Fixes included in 6.2.14

Security Fixes:

• It was discovered that python-twisted-web used the value of the Proxy header from HTTP requests to initialize the HTTP_PROXY environment variable for CGI scripts, which in turn was incorrectly used by certain HTTP client implementations to configure the proxy for outgoing HTTP requests. A remote attacker could possibly use this flaw to redirect HTTP requests performed by a CGI script to an attacker-controlled proxy via a malicious HTTP request. (CVE-2016-1000111)

Bugs:

• Upgrades from Satellite 6.2 to Satellite 6.3 were failing due to the use of certificates with custom authorities. These upgrade paths now work. (BZ#1523880, BZ#1527963)
• Additional tooling is provided to support data validation when upgrading from Satellite 6.2 to Satellite 6.3. (BZ#1519904)
• Several memory usage bugs in goferd and qpid have been resolved. (BZ#1319165, BZ#1318015, BZ#1492355, BZ#1491160, BZ#1440235)
• The performance of Puppet reporting and errata applicability has been improved. (BZ#1465146, BZ#1482204)
• Upgrading from 6.2.10 to 6.2.11 without correctly stopping services can cause the upgrade to fail on removing qpid data. This case is now handled properly. (BZ#1482539)
• The cipher suites for the Puppet server can now be configured by the installation process. (BZ#1491363)
• The default cipher suite for the Apache server is now more secure by default. (BZ#1467434)
• The Pulp server contained in Satellite has been enhanced to better handle concurrent processing of errata applicability for a single host and syncing Puppet repositories. (BZ#1515195, BZ#1421594)
• VDC subscriptions create guest pools which are for a single host only. Administrators were attaching these pools to activation keys which was incorrect. The ability to do this has been disabled. (BZ#1369189)
• Satellite was not susceptible to RHSA-2016:1978 but security scanners would incorrectly flag this as an issue.
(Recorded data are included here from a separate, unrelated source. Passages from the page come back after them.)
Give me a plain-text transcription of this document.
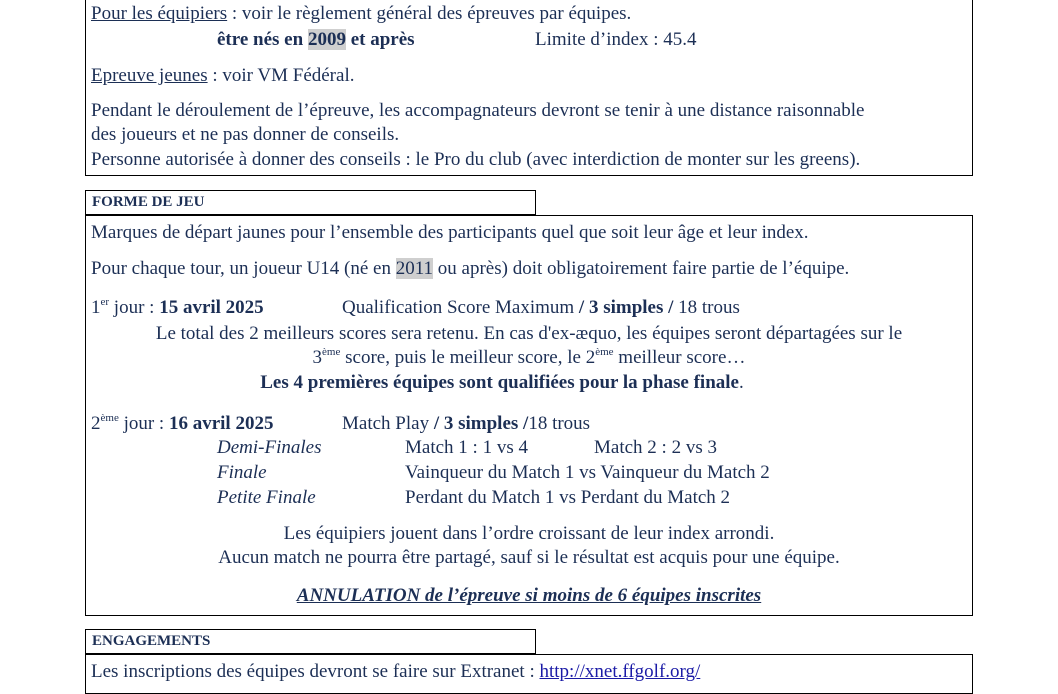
Pour les équipiers : voir le règlement général des épreuves par équipes.
être nés en 2009 et après	Limite d’index : 45.4
Epreuve jeunes : voir VM Fédéral.
Pendant le déroulement de l’épreuve, les accompagnateurs devront se tenir à une distance raisonnable
des joueurs et ne pas donner de conseils.
Personne autorisée à donner des conseils : le Pro du club (avec interdiction de monter sur les greens).
FORME DE JEU
Marques de départ jaunes pour l’ensemble des participants quel que soit leur âge et leur index.
Pour chaque tour, un joueur U14 (né en 2011 ou après) doit obligatoirement faire partie de l’équipe.
1er jour : 15 avril 2025	Qualification Score Maximum / 3 simples / 18 trous
Le total des 2 meilleurs scores sera retenu. En cas d'ex-æquo, les équipes seront départagées sur le
3ème score, puis le meilleur score, le 2ème meilleur score…
Les 4 premières équipes sont qualifiées pour la phase finale.
2ème jour : 16 avril 2025	Match Play / 3 simples /18 trous
Demi-Finales	Match 1 : 1 vs 4	Match 2 : 2 vs 3
Finale	Vainqueur du Match 1 vs Vainqueur du Match 2
Petite Finale	Perdant du Match 1 vs Perdant du Match 2
Les équipiers jouent dans l’ordre croissant de leur index arrondi.
Aucun match ne pourra être partagé, sauf si le résultat est acquis pour une équipe.
ANNULATION de l’épreuve si moins de 6 équipes inscrites
ENGAGEMENTS
Les inscriptions des équipes devront se faire sur Extranet : http://xnet.ffgolf.org/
The package from this errata is now delivered in the Satellite channel to avoid these false positives. (BZ#1497337)
• OpenScap report parsing resulted in a memory leak. This leak has been fixed. (BZ#1454743)
• The validation on the length of names for docker containers and repositories was too restrictive. Names can now be longer. (BZ#1424689)
• Goferd continues to leak memory when qdrouterd is not accessible. Was supposedly fixed as per bz 1260963 (BZ#1318015)
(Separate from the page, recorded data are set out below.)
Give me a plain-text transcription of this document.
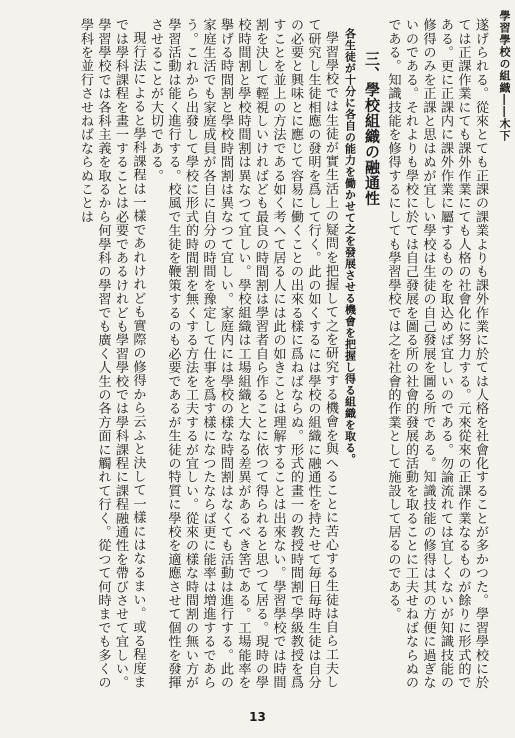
學習學校の組織――木下

遂げられる。從來とても正課の課業よりも課外作業に於ては人格を社會化することが多かつた。學習學校に於ては正課作業にても課外作業にても人格の社會化に努力する。元來從來の正課作業なるものが餘りに形式的である。更に正課内に課外作業に屬するものを取込めば宜しいのである。勿論流れては宜しくないが知識技能の修得のみを正課と思はぬが宜しい學校は生徒の自己發展を圖る所である。知識技能の修得は其の方便に過ぎないのである。それよりも學校に於ては自己發展を圖る所の社會的發展的活動を取ることに工夫せねばならぬのである。知識技能を修得するにしても學習學校では之を社會的作業として施設して居るのである。

三、學校組織の融通性
各生徒が十分に各自の能力を働かせて之を發展させる機會を把握し得る組織を取る。

學習學校では生徒が實生活上の疑問を把握して之を研究する機會を與へることに苦心する生徒は自ら工夫して研究し生徒相應の發明を爲して行く。此の如くするには學校の組織に融通性を持たせて毎日毎時生徒は自分の必要と興味とに應じて容易に働くことの出來る樣に爲ねばならぬ。形式的畫一の教授時間割で學級教授を爲すことを並上の方法である如く考へて居る人には此の如きことは理解することは出來ない。學習學校では時間割を決して輕視しいければども最良の時間割は學習者自ら作ることに依つて得られると思つて居る。現時の學校時間割と學校時間割は異なつて宜しい。學校組織は工場組織と大なる差異があるべき筈である。工場能率を擧げる時間割と學校時間割は異なつて宜しい。家庭内には學校の樣な時間割はなくても活動は進行する。此の家庭生活でも家庭成員が各自に自分の時間を豫定して仕事を爲す樣になつたならば更に能率は増進するであらう。これから出發して學校に形式的時間割を無くする方法を工夫するが宜しい。從來の樣な時間割の無い方が學習活動は能く進行する。校風で生徒を鞭策するのも必要であるが生徒の特質に學校を適應させて個性を發揮させることが大切である。

現行法によると學科課程は一樣であれけれども實際の修得から云ふと決して一樣にはなるまい。或る程度までは學科課程を畫一することは必要であるけれども學習學校では學科課程に課程融通性を帶びさせて宜しい。學習學校では各科主義を取るから何學科の學習でも廣く人生の各方面に觸れて行く。從つて何時までも多くの學科を並行させねばならぬことは

13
Users of Red Hat Satellite are advised to upgrade to these updated packages, which fix these bugs.

[1] https://access.redhat.com/errata/RHSA-2018:0273

[2] https://access.redhat.com/errata/RHBA-2018:0272

Satellite Migration from RHEL 6 to RHEL 7

As a reminder, Red Hat continues to strongly recommend your Satellite and Capsule Servers only be run on RHEL 7. There are several reasons why you should move your Satellite environment from RHEL 6 to RHEL 7 including enhanced performance and long term supportability.

Future releases of Satellite (6.3 and above) will only support RHEL 7 and above. In preparation for newer versions of Satellite you need to start thinking about how to move from older versions of RHEL to RHEL 7.
While RHEL 6 does support an in-place migration from RHEL 6 to RHEL 7, this migration mechanism is not supported when running Satellite on the RHEL host. Instead you will need to clone your Satellite environment from a host running RHEL 6 to another host running RHEL 7 .
Review the Satellite 6.2.13 release blog for more detailed information about moving your Satellite environment from RHEL 6 to RHEL 7. 6.2.13 includes some important features for capsule backup and recovery which helps to ease the movement from RHEL 6 to RHEL 7.